Nutrients, no matter how good, administered at the wrong time will worsen the overall condition. Recognizing the proper timing is an art requiring extensive clinical experience correlating the state of the body with its ability to tolerate different kinds of nutrients. Failure to consider these factors is a common reason for AFS recovery failure.

Further ramping up mitochondrial function when the mitochondria is already at or close to peak output may lead to reduced marginal return over time at best. Energy output may go up for a short time and then plateau, while anxiety escalates quickly, leading to a state of wired anxiety. Those with AFS may experience adrenal crashes, with extreme fatigue and physical incapacitation. Many are bedridden for days and sometimes weeks.
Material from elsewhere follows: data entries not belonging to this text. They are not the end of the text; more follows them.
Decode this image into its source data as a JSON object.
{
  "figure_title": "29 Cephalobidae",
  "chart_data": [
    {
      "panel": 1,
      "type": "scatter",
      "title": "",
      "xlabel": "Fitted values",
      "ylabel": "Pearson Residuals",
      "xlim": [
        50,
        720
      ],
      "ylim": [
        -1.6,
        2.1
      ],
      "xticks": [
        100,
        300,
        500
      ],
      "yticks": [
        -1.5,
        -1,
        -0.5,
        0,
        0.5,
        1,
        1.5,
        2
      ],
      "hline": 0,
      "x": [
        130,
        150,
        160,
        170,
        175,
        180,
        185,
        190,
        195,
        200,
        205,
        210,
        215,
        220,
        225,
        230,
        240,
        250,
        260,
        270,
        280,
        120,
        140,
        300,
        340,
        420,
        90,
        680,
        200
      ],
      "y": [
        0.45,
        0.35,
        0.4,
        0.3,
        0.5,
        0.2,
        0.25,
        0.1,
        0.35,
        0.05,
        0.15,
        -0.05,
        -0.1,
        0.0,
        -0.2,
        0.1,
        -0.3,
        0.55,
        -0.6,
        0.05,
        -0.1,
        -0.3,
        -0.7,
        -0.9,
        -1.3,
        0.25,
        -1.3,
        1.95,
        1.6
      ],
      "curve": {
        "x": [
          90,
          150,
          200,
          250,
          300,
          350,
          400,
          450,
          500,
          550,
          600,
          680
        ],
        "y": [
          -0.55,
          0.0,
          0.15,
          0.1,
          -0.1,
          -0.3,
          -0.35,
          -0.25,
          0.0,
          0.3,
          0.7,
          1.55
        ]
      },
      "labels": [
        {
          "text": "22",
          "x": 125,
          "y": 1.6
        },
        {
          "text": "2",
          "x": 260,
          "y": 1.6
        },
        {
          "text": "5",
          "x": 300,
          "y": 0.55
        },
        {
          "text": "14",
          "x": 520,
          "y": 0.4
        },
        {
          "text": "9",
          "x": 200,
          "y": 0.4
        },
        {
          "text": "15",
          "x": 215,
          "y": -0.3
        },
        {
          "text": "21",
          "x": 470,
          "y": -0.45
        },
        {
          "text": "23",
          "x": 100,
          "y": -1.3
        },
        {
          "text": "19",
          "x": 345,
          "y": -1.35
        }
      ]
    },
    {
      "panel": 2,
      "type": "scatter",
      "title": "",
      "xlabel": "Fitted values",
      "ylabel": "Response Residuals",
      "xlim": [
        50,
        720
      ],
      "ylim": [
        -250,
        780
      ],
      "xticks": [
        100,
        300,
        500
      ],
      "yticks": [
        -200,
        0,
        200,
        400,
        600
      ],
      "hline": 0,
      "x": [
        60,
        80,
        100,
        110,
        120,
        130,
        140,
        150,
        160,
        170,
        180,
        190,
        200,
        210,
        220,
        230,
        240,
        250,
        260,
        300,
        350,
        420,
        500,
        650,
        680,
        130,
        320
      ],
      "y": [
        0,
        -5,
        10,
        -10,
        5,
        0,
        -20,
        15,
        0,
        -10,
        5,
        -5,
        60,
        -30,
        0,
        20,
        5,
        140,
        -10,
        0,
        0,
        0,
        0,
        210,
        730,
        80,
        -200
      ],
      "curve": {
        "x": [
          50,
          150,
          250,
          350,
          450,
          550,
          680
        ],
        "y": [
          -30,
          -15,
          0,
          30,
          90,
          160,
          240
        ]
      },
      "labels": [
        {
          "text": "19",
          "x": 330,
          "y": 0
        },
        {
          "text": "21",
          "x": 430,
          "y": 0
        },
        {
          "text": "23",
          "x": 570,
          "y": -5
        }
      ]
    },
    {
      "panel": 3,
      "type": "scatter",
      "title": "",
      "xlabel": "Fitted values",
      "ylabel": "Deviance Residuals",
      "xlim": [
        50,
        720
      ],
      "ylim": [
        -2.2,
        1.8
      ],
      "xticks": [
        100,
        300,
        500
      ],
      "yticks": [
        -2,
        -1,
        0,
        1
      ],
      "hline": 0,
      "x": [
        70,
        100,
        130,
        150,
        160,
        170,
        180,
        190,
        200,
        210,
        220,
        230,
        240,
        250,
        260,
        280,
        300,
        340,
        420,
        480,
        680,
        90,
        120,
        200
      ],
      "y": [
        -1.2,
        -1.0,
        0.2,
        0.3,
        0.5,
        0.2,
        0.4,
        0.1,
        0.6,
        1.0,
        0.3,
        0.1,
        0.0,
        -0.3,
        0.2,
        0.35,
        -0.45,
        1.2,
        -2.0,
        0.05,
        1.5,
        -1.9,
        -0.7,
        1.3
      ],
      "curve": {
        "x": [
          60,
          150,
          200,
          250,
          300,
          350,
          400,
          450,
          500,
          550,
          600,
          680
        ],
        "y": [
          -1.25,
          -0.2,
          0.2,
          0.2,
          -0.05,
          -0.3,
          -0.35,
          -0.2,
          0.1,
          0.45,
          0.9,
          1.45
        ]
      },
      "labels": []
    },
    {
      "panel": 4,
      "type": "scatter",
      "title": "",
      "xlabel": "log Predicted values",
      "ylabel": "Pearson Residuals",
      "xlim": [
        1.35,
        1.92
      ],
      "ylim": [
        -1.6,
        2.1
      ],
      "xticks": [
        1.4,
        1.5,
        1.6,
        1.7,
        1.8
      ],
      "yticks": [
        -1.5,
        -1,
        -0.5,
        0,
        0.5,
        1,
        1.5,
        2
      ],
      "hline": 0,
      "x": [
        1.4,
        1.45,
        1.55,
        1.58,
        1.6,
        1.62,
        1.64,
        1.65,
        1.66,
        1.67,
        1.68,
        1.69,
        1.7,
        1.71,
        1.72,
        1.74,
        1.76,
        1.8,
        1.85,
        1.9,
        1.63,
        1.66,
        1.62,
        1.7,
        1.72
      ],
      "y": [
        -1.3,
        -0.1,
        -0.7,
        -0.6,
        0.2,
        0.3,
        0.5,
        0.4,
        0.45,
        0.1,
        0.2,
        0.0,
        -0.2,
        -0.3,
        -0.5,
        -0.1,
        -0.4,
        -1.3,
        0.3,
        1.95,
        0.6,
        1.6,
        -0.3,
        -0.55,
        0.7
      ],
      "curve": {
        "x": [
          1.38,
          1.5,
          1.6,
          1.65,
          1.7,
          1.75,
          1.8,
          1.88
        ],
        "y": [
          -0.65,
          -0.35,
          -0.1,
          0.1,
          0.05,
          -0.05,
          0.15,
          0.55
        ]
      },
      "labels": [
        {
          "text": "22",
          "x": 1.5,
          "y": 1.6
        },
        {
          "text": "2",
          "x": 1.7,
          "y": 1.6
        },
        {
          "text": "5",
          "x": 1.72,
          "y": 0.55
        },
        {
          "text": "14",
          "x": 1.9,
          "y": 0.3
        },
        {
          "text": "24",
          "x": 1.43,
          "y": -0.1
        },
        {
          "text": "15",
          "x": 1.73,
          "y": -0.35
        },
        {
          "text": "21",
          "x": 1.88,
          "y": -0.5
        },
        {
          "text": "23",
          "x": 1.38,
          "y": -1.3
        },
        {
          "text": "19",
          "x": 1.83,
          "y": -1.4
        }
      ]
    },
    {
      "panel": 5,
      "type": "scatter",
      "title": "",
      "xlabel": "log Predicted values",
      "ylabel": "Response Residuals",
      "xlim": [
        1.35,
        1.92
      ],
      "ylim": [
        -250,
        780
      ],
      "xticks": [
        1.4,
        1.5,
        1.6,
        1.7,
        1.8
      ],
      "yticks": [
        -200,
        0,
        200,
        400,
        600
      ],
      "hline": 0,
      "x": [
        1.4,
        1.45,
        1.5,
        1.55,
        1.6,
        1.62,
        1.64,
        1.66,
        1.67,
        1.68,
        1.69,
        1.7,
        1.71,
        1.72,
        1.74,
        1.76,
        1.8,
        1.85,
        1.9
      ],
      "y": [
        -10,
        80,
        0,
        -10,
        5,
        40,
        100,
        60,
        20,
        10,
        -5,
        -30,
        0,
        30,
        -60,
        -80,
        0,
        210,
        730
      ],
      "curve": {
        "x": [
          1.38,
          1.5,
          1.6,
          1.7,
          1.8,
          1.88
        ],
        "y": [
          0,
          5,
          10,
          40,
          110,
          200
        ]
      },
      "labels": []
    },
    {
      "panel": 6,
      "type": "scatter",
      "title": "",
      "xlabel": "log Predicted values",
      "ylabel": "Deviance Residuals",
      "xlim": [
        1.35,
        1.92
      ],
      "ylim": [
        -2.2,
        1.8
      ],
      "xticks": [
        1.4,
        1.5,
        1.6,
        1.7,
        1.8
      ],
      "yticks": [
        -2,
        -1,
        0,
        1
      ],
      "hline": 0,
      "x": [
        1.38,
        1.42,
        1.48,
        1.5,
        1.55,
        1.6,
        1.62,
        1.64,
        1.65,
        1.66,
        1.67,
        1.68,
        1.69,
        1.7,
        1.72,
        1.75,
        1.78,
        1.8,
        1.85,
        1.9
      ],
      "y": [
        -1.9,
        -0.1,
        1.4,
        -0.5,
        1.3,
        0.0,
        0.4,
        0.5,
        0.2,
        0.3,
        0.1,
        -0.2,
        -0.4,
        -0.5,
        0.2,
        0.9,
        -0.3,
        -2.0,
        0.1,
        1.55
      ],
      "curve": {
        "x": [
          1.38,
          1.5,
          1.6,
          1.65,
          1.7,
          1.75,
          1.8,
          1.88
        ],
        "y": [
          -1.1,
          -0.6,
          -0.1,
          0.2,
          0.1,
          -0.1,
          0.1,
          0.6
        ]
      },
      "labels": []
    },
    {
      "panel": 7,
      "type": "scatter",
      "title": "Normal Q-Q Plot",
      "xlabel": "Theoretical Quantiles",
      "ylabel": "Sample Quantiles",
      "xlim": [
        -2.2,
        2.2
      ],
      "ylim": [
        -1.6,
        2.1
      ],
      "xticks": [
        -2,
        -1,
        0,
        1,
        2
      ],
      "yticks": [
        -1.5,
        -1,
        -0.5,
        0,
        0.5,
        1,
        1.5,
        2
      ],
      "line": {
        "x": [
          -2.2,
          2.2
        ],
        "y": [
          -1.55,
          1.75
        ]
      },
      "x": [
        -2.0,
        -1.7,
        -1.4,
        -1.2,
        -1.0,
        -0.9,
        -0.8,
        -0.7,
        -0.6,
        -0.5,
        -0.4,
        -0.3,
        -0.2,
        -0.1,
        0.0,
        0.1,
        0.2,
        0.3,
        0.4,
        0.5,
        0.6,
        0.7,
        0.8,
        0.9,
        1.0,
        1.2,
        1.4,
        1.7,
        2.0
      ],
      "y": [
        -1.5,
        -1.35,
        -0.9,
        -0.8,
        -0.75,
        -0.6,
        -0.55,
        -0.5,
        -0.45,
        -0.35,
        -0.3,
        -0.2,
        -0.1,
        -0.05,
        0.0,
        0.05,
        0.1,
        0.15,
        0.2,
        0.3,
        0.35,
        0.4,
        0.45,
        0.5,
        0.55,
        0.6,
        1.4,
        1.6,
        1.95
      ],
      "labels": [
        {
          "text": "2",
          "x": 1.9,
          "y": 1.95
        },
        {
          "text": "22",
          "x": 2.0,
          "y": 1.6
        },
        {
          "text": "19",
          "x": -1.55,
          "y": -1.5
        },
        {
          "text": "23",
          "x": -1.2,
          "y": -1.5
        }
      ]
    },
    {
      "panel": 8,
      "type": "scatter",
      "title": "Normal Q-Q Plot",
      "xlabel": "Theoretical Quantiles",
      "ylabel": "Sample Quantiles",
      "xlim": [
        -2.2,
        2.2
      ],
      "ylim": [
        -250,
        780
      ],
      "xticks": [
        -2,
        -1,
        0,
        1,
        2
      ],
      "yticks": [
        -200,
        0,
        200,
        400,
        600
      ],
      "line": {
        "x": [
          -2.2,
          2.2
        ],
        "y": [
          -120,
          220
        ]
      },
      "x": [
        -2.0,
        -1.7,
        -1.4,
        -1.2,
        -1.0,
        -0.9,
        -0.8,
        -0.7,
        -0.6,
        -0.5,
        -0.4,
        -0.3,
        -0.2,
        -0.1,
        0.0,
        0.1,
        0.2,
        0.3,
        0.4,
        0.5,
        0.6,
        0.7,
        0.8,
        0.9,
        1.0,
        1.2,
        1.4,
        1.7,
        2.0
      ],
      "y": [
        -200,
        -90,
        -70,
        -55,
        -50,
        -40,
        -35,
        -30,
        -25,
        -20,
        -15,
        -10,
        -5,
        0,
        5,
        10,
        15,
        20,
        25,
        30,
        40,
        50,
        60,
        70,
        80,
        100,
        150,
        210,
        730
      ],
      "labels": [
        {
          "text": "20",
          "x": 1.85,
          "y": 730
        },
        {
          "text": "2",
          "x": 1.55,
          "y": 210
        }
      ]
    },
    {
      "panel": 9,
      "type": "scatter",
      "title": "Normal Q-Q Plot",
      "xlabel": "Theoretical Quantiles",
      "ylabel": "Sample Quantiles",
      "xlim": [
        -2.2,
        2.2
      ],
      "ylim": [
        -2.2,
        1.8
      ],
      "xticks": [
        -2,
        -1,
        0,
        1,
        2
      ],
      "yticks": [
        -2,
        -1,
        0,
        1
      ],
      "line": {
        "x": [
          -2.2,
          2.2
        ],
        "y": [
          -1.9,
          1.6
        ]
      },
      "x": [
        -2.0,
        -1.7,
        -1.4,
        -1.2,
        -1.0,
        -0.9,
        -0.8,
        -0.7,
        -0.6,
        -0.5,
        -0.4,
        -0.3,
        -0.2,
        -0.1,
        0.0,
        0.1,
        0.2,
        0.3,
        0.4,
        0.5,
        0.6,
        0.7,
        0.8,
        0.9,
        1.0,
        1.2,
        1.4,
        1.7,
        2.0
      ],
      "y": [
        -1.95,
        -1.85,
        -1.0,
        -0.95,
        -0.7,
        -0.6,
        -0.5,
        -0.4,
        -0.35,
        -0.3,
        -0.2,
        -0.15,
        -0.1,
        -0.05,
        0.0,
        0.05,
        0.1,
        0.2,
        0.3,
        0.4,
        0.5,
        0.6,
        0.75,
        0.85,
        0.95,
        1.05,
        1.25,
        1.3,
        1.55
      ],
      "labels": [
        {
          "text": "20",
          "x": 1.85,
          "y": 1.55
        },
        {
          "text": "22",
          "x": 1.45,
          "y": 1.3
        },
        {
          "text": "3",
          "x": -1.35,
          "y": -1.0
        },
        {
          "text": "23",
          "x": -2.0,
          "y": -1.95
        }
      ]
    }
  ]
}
Use natural compounds to help with a mitochondrial disorderTo avoid this, a better strategy is to reduce internal sympathetic tone and its hormones norepinephrine and adrenaline load first through stabilizing and healing the adrenals. This is best accomplished by a comprehensive recovery program using gentle and nurturing natural compounds. Herbs, glandular, and hormone should be avoided. The focus is on building and providing an alternative nutritional safety net for the body to dip into at times when it needs energy in order to stabilize and turn off the sympathetic alarm response. As the body regains its calm with this strategy, symptoms such as anxiety, fatigue, hypoglycemia, and insomnia reduces. Symptoms suggestive of sympathetic overtone commonly seen in advanced AFS such as heart pounding, postural hypotension, lightheadedness on arising, reactive hypoglycemia, and heart palpitations will resolve spontaneously. Once this is achieved, the next step is to make sure the extracellular matrix is cleansed and the liver is not congested. Only after these conditions are met should one proceed on mitochondrial support, which will yield results without the risk of decompensating adrenal crashes.

Summary

Mitochondrial disease is a category of different diseases grouped together. The common characteristic is the same—fatigue and low energy state from reduced mitochondrial ATP formulation. Fortunately, there are natural compounds with proven mitochondrial support. The most important nutrients include co-enzyme Q10, magnesium, glutathione, vitamin D, and arginine. Because the cell wall protects the mitochondria, a proper delivery system is of vital importance to ensure bioavailability for this key to any successful mitochondrial recovery program. Sufferers of Adrenal Fatigue Syndrome, especially in advanced stages, invariably have some level of mitochondrial weakness. Recovery faces special challenges with timing, dosage, and delivery system needed for mitochondrial support. Extensive clinical experience is required to avoid adrenal crashes and retarded recovery.

If you are suffering from mitochondrial diseases and have Adrenal Fatigue Syndrome, recovery needs to be personalized. An improper approach to recovery can complicate, deter, or even exacerbate your current state.